La Coupe du monde 2023 de rugby se déroulera en France. Quel impact aura-t-elle en Région Occitanie ?
Nous accueillons le fameux train 2023 (à Montpellier le 24 septembre, à Perpignan le 25 septembre, à Toulouse les 26 et 27 septembre). Nous sommes à l’initiative de 2023 apprentis, on travaille avec Claude Atcher (Directeur Général de la Coupe du monde France 2023). Je suis membre du Conseil d’administration au titre des Régions de France, donc je suis membre du GIP (Groupement d’Intérêt Public #FRANCE2023). L’idée, c’est de mettre au diapason les Régions. En ce qui concerne l’Occitanie, on souhaite que l’événement soit partagé par l’ensemble des habitants, pas uniquement par le mouvement sportif. Nous sommes la première région rugbystique de France, voire d’Europe, en nombre de licenciés. Nous ne sommes pas loin des 80 000 licenciés. On souhaite organiser plein de manifestations autour d’un certain nombre de tournois avec la Ligue Occitanie. Il n’y a que Toulouse qui accueillera des matchs, mais nous aurons à priori trois camps de base, qui pourraient être positionnés sur Perpignan, Montpellier et Toulouse. Trois secteurs représentatifs de la diversité des territoires. On aura la possibilité de mobiliser les établissements, les écoles, les collèges, les lycées, en lien avec les départements et les collectivités locales. On va faire en sorte que cette fête du rugby 2023 soit la fête de toute la Région Occitanie. Nous devons être présent au rendez-vous car nous sommes la Région du rugby. On travaille avec Claude Atcher pour organiser de nombreux événements populaires, pour faire découvrir le rugby comme on le fait déjà avec des associations, je pense à l’association Rebonds ! à Toulouse, qui fait découvrir le rugby aux filles des quartiers. C’est aussi une manière de montrer que le rugby peut sortir de cette image de sport rude, et ça permet de développer le sport féminin, c’est important. C’est aussi un sport d’évitement, on a pu le voir avec le jeu du Stade Toulousain, et c’est un sport avec des valeurs extraordinaires. L’idée, c’est de développer la pratique de ce sport. On va s’appuyer sur des jeunes comme Mohamed Haouas, qui est un garçon extraordinaire qui réussit, originaire du quartier du Petit Bard à Montpellier. Et beaucoup d’autres. Nous avons suffisamment d’ambassadeurs pour aller développer la pratique dans les quartiers, mais aussi dans les zones rurales les plus éloignées. Nous voulons aussi développer le rugby féminin, qui augmente aujourd’hui de façon considérable le nombre de licenciés.
 
Y aura-t-il un effet Paris 2024 pour votre région ? Avez-vous des garanties d’avoir des délégations en préparation sur votre territoire ?

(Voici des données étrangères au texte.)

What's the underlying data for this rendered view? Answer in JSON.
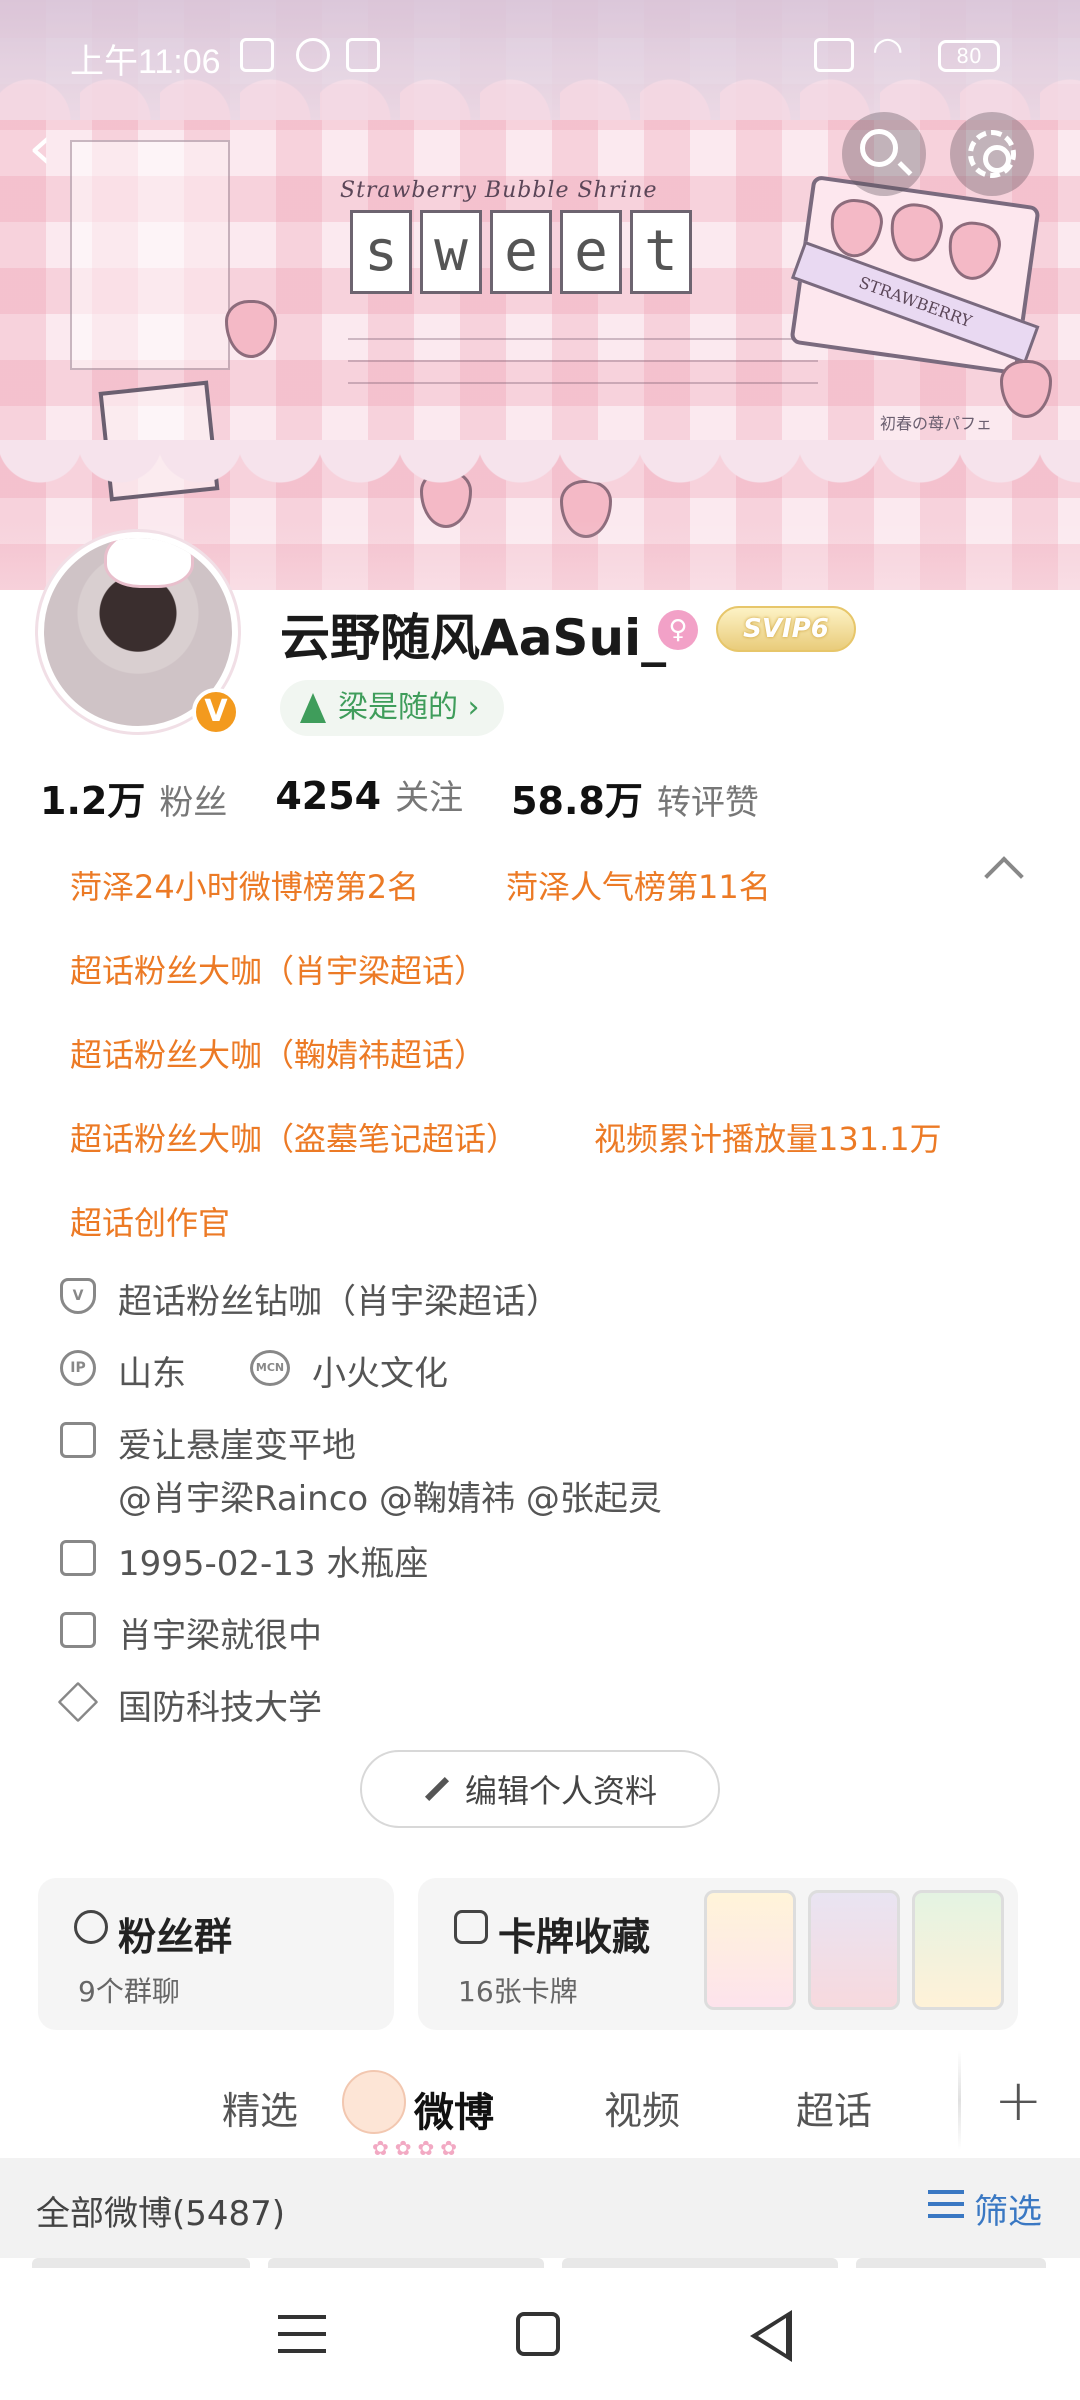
{
  "status_bar": {
    "time": "上午11:06",
    "battery": "80"
  },
  "banner": {
    "title": "Strawberry Bubble Shrine",
    "word_letters": [
      "s",
      "w",
      "e",
      "e",
      "t"
    ],
    "box_label": "STRAWBERRY",
    "corner_text": "初春の苺パフェ"
  },
  "profile": {
    "username": "云野随风AaSui_",
    "gender_symbol": "♀",
    "vip_badge": "SVIP6",
    "verified_mark": "V",
    "tag_label": "梁是随的 ›"
  },
  "stats": [
    {
      "value": "1.2万",
      "label": "粉丝"
    },
    {
      "value": "4254",
      "label": "关注"
    },
    {
      "value": "58.8万",
      "label": "转评赞"
    }
  ],
  "honors": [
    "菏泽24小时微博榜第2名",
    "菏泽人气榜第11名",
    "超话粉丝大咖（肖宇梁超话）",
    "超话粉丝大咖（鞠婧祎超话）",
    "超话粉丝大咖（盗墓笔记超话）",
    "视频累计播放量131.1万",
    "超话创作官"
  ],
  "info": {
    "fan_rank": "超话粉丝钻咖（肖宇梁超话）",
    "ip_badge": "IP",
    "location": "山东",
    "mcn_badge": "MCN",
    "mcn": "小火文化",
    "bio": "爱让悬崖变平地",
    "mentions": "@肖宇梁Rainco @鞠婧祎 @张起灵",
    "birthday": "1995-02-13 水瓶座",
    "company": "肖宇梁就很中",
    "school": "国防科技大学"
  },
  "edit_button": "编辑个人资料",
  "cards": {
    "fan_group": {
      "title": "粉丝群",
      "sub": "9个群聊"
    },
    "card_collection": {
      "title": "卡牌收藏",
      "sub": "16张卡牌"
    }
  },
  "tabs": [
    "精选",
    "微博",
    "视频",
    "超话"
  ],
  "tab_plus": "+",
  "filter_bar": {
    "count": "全部微博(5487)",
    "filter_label": "筛选"
  },
  "colors": {
    "honor": "#ec7a25",
    "accent_blue": "#3a78c3",
    "tag_green": "#3f9d5b",
    "verified_orange": "#f39a1e"
  },
  "icons": {
    "back": "chevron-left-icon",
    "search": "search-icon",
    "settings": "gear-icon",
    "fan_rank": "shield-v-icon",
    "location": "ip-icon",
    "mcn": "mcn-icon",
    "bio": "document-icon",
    "birthday": "calendar-icon",
    "company": "building-icon",
    "school": "graduation-cap-icon",
    "edit": "pencil-icon",
    "fan_group": "people-icon",
    "card_collection": "card-star-icon",
    "filter": "filter-icon",
    "nav_menu": "menu-icon",
    "nav_home": "square-icon",
    "nav_back": "triangle-back-icon"
  }
}
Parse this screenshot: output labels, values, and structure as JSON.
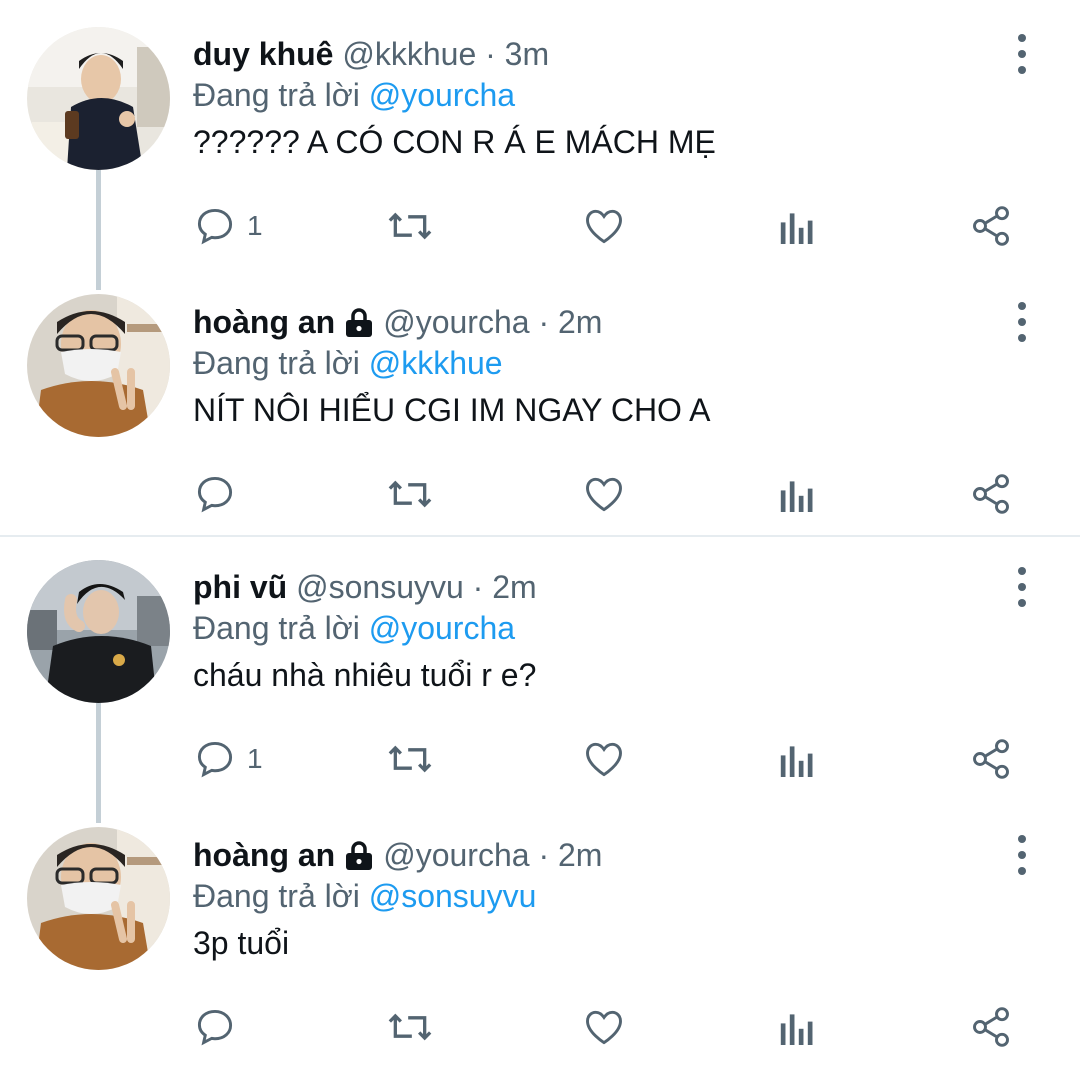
{
  "reply_prefix": "Đang trả lời",
  "colors": {
    "accent": "#1d9bf0",
    "secondary_text": "#536471",
    "thread_line": "#c4cfd6"
  },
  "tweets": [
    {
      "name": "duy khuê",
      "handle": "@kkkhue",
      "dot": "·",
      "time": "3m",
      "locked": false,
      "reply_to": "@yourcha",
      "text": "?????? A CÓ CON R Á E MÁCH MẸ",
      "reply_count": "1",
      "icons": [
        "comment-icon",
        "retweet-icon",
        "like-icon",
        "analytics-icon",
        "share-icon"
      ]
    },
    {
      "name": "hoàng an",
      "handle": "@yourcha",
      "dot": "·",
      "time": "2m",
      "locked": true,
      "reply_to": "@kkkhue",
      "text": "NÍT NÔI HIỂU CGI IM NGAY CHO A",
      "reply_count": "",
      "icons": [
        "comment-icon",
        "retweet-icon",
        "like-icon",
        "analytics-icon",
        "share-icon"
      ]
    },
    {
      "name": "phi vũ",
      "handle": "@sonsuyvu",
      "dot": "·",
      "time": "2m",
      "locked": false,
      "reply_to": "@yourcha",
      "text": "cháu nhà nhiêu tuổi r e?",
      "reply_count": "1",
      "icons": [
        "comment-icon",
        "retweet-icon",
        "like-icon",
        "analytics-icon",
        "share-icon"
      ]
    },
    {
      "name": "hoàng an",
      "handle": "@yourcha",
      "dot": "·",
      "time": "2m",
      "locked": true,
      "reply_to": "@sonsuyvu",
      "text": "3p tuổi",
      "reply_count": "",
      "icons": [
        "comment-icon",
        "retweet-icon",
        "like-icon",
        "analytics-icon",
        "share-icon"
      ]
    }
  ]
}
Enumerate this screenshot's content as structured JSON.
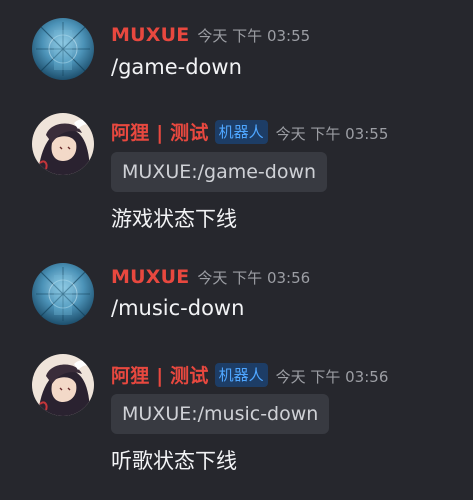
{
  "messages": [
    {
      "author": "MUXUE",
      "timestamp": "今天 下午 03:55",
      "content": "/game-down",
      "avatar_icon": "user-avatar-blue"
    },
    {
      "author": "阿狸 | 测试",
      "badge": "机器人",
      "timestamp": "今天 下午 03:55",
      "reply_snippet": "MUXUE:/game-down",
      "content": "游戏状态下线",
      "avatar_icon": "bot-avatar-anime"
    },
    {
      "author": "MUXUE",
      "timestamp": "今天 下午 03:56",
      "content": "/music-down",
      "avatar_icon": "user-avatar-blue"
    },
    {
      "author": "阿狸 | 测试",
      "badge": "机器人",
      "timestamp": "今天 下午 03:56",
      "reply_snippet": "MUXUE:/music-down",
      "content": "听歌状态下线",
      "avatar_icon": "bot-avatar-anime"
    }
  ],
  "colors": {
    "background": "#26272d",
    "author": "#e8483f",
    "badge_text": "#4fa6ff",
    "badge_bg": "#1d3d66",
    "timestamp": "#9c9ea4",
    "reply_bg": "#383a41"
  }
}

Je pense que oui. S’il y a une Région qui risque d’avoir un certain nombre de délégations, c’est bien la Région Occitanie, pour plusieurs raisons. D’abord, nous avons un écosystème favorable, avec la mer et la montagne, et la proximité avec Marseille pour la voile. Ensuite, les Creps de Toulouse, Montpellier et Font-Romeu accueillent régulièrement des délégations. Nous avons des garanties sur Font-Romeu. A l’heure où je vous parle, quasiment 300 médailles olympiques sont passées par Font-Romeu. Nous avons de façon régulière des délégations étrangères qui viennent. C’est un lieu incontournable au niveau européen pour la préparation en altitude, ce qui place la Région Occitanie quasiment en pole position. La présidente de la Région, Carole Delga, va annoncer en octobre, de gros investissements sur le site, ce qui va permettre de monter encore d’un niveau les équipements, ce qui va permettre de nous placer quasiment dans le Top 5 au niveau mondial. C’est unique. Entre les clubs, les centres de formation, les structures, nos trois Creps, et un mouvement sportif très mobilisé et très structuré, la Région Occitanie est très bien placée au niveau national.